YARGITAY KARARI
DAİRE : 20. Hukuk Dairesi
ESAS NO : 2012/13498
KARAR NO : 2013/687
KARAR TARİHİ : 04.02.2013
MAHKEMESİ :Kadastro Mahkemesi
Taraflar arasındaki davanın yapılan duruşması sonunda kurulan hükmün Yargıtayca incelenmesi davacı Hazine ile davalılardan …, …, … ve … tarafından istenilmekle, süresinde olduğu anlaşılan temyiz dilekçesinin kabulüne karar verildikten sonra dosya incelendi, gereği düşünüldü:
K A R A R
Kadastro sırasında … Köyü, 106 ada 163 ve 165 parsel sayılı sırasıyla 3530,02 m² ve 11486,21 m² yüzölçümündeki taşınmazlar kazandırıcı zamanaşımı zilyetliği nedeniyle, tarla niteliğiyle davalı gerçek kişiler adlarına tesbit edilmiştir. Davacı Hazine, dava konusu taşınmazların Devletin hüküm ve tasarrufu altında bulunan yerlerden olduğunu ileri sürerek, kayıp ve yitik kişilerden Hazineye intikal ettiği iddialarıyla taşınmazın Hazine adına tescili istemiyle her bir parsel yönünden ayrı ayrı dava açmıştır. Orman Yönetimi ise, 11.05.2010 tarihli harçlı dilekçesiyle, her iki parselin de orman sayılan yerlerden olduğu iddiasıyla, taşınmazların orman vasfıyla tapuya tescili istemiyle davaya katılmıştır.
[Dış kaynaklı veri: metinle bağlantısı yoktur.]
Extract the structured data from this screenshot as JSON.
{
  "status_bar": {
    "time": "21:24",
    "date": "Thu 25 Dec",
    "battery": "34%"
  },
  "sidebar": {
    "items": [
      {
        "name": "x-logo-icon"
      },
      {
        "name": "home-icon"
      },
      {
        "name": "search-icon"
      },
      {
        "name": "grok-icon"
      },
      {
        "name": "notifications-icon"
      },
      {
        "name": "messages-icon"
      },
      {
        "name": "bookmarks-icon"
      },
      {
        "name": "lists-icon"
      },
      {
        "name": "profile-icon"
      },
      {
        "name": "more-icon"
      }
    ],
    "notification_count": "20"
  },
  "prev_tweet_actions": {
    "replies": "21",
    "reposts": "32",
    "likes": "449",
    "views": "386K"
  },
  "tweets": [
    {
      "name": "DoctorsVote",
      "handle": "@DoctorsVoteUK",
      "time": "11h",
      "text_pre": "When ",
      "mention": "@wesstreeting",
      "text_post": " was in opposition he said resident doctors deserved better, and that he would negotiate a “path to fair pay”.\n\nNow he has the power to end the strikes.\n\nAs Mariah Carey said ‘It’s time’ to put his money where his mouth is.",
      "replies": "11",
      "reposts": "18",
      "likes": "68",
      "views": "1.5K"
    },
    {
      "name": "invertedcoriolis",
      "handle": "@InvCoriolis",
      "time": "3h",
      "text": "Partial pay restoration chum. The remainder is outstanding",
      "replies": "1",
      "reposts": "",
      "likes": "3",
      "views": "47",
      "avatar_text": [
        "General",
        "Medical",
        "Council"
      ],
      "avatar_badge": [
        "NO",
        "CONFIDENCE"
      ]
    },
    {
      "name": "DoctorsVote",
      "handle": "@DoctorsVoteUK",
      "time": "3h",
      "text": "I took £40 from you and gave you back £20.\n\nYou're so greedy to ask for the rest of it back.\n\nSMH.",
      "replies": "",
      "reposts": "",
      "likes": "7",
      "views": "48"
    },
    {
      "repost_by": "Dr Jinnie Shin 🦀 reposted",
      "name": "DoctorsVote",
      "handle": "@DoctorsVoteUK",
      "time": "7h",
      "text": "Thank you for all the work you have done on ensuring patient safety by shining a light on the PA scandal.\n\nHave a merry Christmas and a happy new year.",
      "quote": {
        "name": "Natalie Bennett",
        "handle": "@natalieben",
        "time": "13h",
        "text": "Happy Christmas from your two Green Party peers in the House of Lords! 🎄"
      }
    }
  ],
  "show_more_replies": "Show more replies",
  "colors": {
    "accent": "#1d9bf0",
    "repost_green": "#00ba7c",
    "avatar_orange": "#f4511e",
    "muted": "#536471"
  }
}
Mahkemece, davacı Hazinenin davasının reddine, katılan … Yönetiminin davasının ise kabulüne ve dava konusu … Köyü, 106 ada 163 ve 165 parsel sayılı taşınmazların tesbitlerinin iptali ile taşınmazların orman vasfıyla Hazine adına tapuya kayıt ve tescillerine karar verilmiş, hüküm davacı Hazine ile davalılardan …, …, … ve … tarafından temyiz edilmiştir.
Dava dilekçesindeki açıklamaya göre dava, kadastro tesbitine itiraza ilişkindir.
Çekişmeli taşınmazların bulunduğu yerde tesbit tarihinden önce yapılan ve 16.04.2007 ilâ 16.10.2007 tarihleri arasında ilân edilerek kesinleşen orman kadastrosu ve 2/B madde uygulaması vardır.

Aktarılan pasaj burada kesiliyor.